To be honest I do not know how to respond to this, cause this plays out quite often this way and sounds pretty convincing on surface. Unfortunately this is the gap between theory and implementation. There is a reason why the ROOT credentials are called ROOT. In case of anything going wrong, all your regular user accounts would be locked, see how you lock yourself out of this circular dependency. ONE SHOULD NEVER NOT PUT THEIR ROOT CREDENTIALS IN THE SECRET MANAGER OF SAME ACCOUNT. Its a classical circular problem, compilers compiler type. For AWS itself they have this additional concept of management account that allows you to defer this problem to just one more level.

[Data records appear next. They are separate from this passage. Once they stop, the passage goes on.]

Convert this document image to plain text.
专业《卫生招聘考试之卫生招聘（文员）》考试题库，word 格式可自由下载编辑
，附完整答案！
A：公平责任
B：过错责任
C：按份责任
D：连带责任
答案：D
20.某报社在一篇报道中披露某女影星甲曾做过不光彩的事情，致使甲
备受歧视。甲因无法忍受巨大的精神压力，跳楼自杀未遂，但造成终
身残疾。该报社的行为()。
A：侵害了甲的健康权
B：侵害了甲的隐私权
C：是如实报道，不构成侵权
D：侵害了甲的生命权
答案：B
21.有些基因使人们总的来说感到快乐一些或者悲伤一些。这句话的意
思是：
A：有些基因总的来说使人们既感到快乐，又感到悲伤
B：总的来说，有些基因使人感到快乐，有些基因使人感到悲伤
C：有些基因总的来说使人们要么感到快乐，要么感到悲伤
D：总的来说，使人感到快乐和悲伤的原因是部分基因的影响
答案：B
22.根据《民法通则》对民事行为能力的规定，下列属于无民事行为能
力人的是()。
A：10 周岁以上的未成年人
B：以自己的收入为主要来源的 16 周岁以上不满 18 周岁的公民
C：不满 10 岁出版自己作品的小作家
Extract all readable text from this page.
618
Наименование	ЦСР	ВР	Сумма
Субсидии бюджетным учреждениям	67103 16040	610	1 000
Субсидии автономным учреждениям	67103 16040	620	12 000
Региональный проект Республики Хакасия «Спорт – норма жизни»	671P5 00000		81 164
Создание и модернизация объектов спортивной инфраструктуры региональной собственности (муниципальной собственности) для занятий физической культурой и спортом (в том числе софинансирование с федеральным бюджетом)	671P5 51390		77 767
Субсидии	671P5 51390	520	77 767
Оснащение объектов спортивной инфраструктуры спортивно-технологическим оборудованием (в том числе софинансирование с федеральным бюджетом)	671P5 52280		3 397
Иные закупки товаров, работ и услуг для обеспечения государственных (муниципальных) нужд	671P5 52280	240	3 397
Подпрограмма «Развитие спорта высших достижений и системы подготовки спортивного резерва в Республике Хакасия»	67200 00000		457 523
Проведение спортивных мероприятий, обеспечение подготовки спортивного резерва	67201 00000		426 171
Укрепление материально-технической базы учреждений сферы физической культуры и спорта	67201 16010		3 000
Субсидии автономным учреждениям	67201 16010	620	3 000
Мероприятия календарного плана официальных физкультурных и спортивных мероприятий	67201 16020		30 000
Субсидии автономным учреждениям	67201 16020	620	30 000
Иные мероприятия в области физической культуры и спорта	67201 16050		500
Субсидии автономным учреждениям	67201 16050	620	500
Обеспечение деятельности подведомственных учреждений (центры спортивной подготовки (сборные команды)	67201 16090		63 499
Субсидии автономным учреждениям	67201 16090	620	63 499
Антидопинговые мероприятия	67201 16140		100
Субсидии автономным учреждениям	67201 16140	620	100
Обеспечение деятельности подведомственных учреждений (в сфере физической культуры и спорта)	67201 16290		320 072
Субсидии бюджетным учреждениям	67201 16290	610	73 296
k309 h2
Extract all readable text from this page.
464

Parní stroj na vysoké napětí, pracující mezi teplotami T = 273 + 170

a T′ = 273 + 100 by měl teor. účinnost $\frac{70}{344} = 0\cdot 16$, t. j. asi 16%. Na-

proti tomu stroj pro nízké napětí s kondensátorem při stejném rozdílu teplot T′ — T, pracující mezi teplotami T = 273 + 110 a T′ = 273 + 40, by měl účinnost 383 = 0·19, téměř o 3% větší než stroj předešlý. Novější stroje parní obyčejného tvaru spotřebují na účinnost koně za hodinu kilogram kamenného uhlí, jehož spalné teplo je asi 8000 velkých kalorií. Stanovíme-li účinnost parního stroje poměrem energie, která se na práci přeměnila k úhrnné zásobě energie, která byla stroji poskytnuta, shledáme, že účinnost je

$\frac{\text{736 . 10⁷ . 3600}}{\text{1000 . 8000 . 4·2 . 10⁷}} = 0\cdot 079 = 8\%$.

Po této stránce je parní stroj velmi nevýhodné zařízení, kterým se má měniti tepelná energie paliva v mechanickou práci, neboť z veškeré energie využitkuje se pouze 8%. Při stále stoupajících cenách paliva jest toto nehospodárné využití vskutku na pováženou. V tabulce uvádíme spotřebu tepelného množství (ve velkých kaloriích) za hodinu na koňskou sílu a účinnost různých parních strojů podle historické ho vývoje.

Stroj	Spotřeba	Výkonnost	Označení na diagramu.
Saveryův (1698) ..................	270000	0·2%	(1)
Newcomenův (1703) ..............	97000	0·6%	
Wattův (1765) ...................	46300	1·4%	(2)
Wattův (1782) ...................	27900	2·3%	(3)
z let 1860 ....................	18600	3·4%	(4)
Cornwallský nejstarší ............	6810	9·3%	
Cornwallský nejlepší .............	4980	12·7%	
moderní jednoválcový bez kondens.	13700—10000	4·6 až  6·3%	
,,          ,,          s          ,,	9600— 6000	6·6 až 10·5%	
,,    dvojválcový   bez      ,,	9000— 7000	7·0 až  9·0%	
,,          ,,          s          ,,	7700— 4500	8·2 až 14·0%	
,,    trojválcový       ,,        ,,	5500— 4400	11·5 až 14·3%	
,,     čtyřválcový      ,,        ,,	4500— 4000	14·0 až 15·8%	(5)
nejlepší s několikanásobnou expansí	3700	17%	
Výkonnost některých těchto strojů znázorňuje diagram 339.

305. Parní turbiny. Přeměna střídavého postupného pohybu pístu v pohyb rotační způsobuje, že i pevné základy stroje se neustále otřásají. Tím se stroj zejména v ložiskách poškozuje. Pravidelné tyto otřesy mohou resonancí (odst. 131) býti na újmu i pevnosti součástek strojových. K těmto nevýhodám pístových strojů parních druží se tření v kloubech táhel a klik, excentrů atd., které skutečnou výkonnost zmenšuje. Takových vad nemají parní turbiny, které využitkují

Bottomline, you can have any number of boxes to lock other boxes and put their key to bounding box, ultimately there would be one outermost box that is locked by key which is not in any box

[antonvs]

> In case of anything going wrong, all your regular user accounts would be locked

You're talking about a very specific and rare scenario, and certainly not something that justifies storing all your passwords in plaintext in a CSV file.

In almost all scenarios where you would need root credentials, having them in the provider's secret manager is fine.

Obviously you need to store root credentials outside of the secret manager as well, but that should be a "break glass" scenario that's only used in emergencies. And you don't store them in plaintext CSV.

> Unfortunately this is the gap between theory and implementation.

I don't disagree that there are many, many organizations that practice bad security. But that doesn't mean there are none that have good security. And one would expect CISA to have good security, otherwise there's really no point in its existence.

There's a difference between saying "this is what most organizations are like" and "this is the way it has to be". The former is true, the latter is false.